CVE-2021-28446: 
vulnerability analysis and mitigation

CVE-2021-28446 is a Windows Portmapping Information Disclosure Vulnerability that was identified and recorded on March 15, 2021. The vulnerability affects multiple versions of Microsoft Windows operating systems, including Windows 10, Windows 7 SP1, Windows 8.1, Windows Server 2008, 2012, 2016, and 2019 (NIST NVD, MITRE CVE).

The vulnerability has been assigned varying CVSS severity ratings. According to the NVD, it has a CVSS 3.1 Base Score of 5.5 (Medium) with a vector string of CVSS:3.1/AV:L/AC:L/PR:L/UI:N/S:U/C:H/I:N/A:N, while Microsoft's assessment gives it a higher score of 7.1 (High) with a vector string of CVSS:3.1/AV:L/AC:L/PR:L/UI:N/S:U/C:H/I:N/A:H. The CVSS 2.0 base score is rated as 2.1 (Low) with a vector of (AV:L/AC:L/Au:N/C:P/I:N/A:N) (NIST NVD).

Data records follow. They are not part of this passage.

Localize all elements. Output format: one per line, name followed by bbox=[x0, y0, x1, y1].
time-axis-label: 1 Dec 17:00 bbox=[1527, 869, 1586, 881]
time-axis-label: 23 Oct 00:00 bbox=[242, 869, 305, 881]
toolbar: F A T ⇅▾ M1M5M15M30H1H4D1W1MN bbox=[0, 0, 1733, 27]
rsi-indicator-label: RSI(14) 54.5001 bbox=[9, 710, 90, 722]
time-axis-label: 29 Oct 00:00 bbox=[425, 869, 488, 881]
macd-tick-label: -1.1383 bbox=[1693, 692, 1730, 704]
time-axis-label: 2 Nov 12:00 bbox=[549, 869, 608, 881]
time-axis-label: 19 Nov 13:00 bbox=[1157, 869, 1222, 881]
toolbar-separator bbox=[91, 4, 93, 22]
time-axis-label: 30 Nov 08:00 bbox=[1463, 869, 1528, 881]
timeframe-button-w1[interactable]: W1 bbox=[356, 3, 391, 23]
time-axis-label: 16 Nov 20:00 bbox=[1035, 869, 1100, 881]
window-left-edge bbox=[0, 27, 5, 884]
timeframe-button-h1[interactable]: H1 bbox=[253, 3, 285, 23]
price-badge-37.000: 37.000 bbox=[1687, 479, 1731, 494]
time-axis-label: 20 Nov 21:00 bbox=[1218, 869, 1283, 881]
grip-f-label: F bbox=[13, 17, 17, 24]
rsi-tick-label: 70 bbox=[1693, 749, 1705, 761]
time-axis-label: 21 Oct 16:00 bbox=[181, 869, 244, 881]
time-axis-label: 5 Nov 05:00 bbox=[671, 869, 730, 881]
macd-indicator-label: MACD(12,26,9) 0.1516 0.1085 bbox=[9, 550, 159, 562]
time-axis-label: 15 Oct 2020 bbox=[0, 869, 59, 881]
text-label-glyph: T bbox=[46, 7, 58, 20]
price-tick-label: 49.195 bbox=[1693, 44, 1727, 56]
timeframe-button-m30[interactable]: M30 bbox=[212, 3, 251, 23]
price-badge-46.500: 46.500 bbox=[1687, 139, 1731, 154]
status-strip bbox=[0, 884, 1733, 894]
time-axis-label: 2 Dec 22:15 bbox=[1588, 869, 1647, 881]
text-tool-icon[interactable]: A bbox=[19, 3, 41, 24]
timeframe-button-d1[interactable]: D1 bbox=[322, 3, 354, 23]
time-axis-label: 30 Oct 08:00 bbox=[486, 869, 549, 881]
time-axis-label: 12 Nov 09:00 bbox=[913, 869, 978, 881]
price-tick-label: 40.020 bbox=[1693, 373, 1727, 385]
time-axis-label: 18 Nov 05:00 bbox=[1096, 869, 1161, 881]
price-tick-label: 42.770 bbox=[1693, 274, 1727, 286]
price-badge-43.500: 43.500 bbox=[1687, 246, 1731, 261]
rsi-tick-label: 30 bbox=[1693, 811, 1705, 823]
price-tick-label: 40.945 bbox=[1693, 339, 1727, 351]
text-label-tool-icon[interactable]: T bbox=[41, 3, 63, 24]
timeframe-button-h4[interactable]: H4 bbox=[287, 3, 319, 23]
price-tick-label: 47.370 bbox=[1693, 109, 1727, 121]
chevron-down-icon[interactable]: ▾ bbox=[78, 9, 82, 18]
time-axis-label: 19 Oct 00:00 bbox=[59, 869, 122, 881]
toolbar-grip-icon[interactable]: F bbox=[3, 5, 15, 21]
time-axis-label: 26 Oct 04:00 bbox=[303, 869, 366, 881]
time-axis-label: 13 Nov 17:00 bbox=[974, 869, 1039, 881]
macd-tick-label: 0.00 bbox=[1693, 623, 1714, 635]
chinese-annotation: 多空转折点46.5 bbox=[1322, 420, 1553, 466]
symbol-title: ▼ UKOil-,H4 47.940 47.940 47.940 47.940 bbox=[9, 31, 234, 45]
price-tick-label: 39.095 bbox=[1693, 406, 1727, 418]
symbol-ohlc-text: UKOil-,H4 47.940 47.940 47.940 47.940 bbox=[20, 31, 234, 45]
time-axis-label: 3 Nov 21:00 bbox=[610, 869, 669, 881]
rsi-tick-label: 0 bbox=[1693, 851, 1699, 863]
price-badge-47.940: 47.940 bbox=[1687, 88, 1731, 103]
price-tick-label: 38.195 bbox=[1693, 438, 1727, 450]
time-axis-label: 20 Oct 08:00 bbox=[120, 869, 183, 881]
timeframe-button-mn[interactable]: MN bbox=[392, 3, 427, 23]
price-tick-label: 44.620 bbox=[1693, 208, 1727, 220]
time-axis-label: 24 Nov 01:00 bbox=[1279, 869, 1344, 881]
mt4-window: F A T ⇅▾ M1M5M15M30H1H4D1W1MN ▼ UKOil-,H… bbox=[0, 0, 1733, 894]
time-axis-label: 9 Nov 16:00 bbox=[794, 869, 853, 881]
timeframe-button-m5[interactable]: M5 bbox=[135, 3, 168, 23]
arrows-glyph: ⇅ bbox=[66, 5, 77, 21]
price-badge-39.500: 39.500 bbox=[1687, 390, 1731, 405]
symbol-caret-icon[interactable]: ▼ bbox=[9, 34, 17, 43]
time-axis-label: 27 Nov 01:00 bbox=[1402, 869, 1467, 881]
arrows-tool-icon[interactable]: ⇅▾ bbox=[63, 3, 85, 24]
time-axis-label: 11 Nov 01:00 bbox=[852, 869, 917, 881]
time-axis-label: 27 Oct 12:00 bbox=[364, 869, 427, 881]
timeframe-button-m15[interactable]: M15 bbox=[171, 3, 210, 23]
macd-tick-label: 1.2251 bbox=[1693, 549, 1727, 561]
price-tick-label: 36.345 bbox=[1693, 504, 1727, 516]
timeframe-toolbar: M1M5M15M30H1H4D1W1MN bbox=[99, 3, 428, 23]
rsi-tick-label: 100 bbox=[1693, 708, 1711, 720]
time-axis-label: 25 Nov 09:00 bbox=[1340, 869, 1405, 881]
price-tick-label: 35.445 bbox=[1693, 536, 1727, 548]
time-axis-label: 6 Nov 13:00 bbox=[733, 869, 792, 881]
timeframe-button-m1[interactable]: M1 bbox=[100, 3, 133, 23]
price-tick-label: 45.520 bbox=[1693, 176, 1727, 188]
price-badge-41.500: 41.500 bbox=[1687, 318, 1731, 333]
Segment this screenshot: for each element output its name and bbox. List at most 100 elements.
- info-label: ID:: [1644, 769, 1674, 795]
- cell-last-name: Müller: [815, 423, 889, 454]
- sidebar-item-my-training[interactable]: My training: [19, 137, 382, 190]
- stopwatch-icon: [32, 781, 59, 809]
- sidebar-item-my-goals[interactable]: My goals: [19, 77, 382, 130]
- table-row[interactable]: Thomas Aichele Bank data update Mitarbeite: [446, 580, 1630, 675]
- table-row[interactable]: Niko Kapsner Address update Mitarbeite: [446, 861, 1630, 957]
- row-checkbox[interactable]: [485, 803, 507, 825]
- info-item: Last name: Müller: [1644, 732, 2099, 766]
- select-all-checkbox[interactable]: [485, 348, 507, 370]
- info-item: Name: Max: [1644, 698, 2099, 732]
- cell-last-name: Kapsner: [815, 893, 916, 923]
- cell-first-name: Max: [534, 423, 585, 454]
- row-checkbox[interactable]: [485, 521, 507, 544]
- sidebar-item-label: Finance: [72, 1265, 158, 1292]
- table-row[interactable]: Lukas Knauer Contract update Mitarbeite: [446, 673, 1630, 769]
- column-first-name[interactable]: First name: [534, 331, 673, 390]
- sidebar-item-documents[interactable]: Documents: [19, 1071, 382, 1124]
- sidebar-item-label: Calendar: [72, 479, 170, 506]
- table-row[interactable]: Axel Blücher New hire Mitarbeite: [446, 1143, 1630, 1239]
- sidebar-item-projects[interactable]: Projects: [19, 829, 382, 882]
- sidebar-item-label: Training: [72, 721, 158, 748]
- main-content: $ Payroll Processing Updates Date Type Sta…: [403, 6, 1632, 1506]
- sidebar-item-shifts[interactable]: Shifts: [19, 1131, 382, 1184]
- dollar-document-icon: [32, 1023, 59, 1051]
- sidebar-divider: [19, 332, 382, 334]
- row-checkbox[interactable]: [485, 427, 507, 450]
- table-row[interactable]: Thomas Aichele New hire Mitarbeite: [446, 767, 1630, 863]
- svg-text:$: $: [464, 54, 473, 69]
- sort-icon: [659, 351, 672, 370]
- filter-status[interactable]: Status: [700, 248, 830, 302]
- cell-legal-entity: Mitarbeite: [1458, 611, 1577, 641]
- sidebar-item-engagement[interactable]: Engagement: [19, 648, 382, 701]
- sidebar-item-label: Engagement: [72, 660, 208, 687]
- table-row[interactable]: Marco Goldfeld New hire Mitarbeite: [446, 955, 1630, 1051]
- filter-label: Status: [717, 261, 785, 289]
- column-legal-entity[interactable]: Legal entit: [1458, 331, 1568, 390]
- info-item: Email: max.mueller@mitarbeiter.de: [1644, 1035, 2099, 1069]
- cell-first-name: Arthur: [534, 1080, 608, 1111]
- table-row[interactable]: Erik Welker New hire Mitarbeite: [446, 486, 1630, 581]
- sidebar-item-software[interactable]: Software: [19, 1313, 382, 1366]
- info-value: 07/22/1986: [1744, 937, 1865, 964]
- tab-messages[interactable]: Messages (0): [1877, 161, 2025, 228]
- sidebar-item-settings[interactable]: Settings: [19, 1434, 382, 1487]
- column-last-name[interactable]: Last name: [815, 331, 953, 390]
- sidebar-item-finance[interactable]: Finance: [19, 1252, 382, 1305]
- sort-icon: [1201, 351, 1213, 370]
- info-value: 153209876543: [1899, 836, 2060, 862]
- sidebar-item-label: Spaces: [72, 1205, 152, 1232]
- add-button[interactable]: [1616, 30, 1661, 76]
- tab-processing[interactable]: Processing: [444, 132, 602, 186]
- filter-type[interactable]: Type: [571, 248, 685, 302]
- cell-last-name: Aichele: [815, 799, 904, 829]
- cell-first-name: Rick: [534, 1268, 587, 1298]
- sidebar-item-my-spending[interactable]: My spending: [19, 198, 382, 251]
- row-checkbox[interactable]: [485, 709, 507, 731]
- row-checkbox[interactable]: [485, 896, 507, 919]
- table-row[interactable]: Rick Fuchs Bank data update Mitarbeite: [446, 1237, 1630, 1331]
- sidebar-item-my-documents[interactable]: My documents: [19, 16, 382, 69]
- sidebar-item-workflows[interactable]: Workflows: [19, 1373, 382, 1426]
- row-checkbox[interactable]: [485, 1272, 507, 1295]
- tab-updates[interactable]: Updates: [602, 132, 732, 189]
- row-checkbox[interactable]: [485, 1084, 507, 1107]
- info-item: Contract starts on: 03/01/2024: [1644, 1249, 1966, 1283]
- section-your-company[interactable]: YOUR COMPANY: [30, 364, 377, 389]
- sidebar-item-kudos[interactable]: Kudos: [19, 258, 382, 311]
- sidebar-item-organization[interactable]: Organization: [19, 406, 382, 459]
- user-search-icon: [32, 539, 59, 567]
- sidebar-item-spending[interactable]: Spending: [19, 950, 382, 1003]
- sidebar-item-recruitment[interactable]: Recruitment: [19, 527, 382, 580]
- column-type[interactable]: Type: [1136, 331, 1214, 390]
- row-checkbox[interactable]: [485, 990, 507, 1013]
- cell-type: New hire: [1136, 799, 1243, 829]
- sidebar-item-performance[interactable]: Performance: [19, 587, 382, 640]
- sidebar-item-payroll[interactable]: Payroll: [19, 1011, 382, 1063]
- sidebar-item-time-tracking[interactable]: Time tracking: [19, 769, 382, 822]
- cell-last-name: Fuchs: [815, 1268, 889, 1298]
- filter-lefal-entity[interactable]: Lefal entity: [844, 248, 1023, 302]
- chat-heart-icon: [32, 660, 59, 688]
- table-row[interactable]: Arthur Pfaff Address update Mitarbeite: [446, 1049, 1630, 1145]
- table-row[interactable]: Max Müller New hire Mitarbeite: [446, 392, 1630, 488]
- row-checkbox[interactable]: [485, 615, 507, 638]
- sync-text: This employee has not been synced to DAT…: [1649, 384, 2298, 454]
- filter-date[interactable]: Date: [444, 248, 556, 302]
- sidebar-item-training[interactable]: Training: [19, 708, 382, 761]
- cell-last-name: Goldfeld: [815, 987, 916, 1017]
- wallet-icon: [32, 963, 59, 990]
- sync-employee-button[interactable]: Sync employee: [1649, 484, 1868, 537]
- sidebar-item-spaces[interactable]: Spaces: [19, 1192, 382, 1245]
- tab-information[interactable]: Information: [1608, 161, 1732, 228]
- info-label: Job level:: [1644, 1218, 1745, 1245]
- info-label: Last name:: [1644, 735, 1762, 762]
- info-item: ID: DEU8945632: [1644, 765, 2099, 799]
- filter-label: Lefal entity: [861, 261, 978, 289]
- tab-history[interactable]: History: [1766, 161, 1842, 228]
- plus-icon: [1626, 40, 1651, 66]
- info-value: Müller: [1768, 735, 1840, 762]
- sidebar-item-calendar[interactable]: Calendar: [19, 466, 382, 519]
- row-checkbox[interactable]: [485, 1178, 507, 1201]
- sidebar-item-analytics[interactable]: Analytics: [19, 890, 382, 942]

This vulnerability primarily affects information disclosure, with high potential for exposing sensitive data. The CVSS scores indicate that while the vulnerability requires local access, it can lead to significant confidentiality impacts without requiring user interaction (NIST NVD).

Microsoft has released security patches to address this vulnerability. The fix is available through the Microsoft security advisory and should be applied to affected systems (Microsoft Advisory).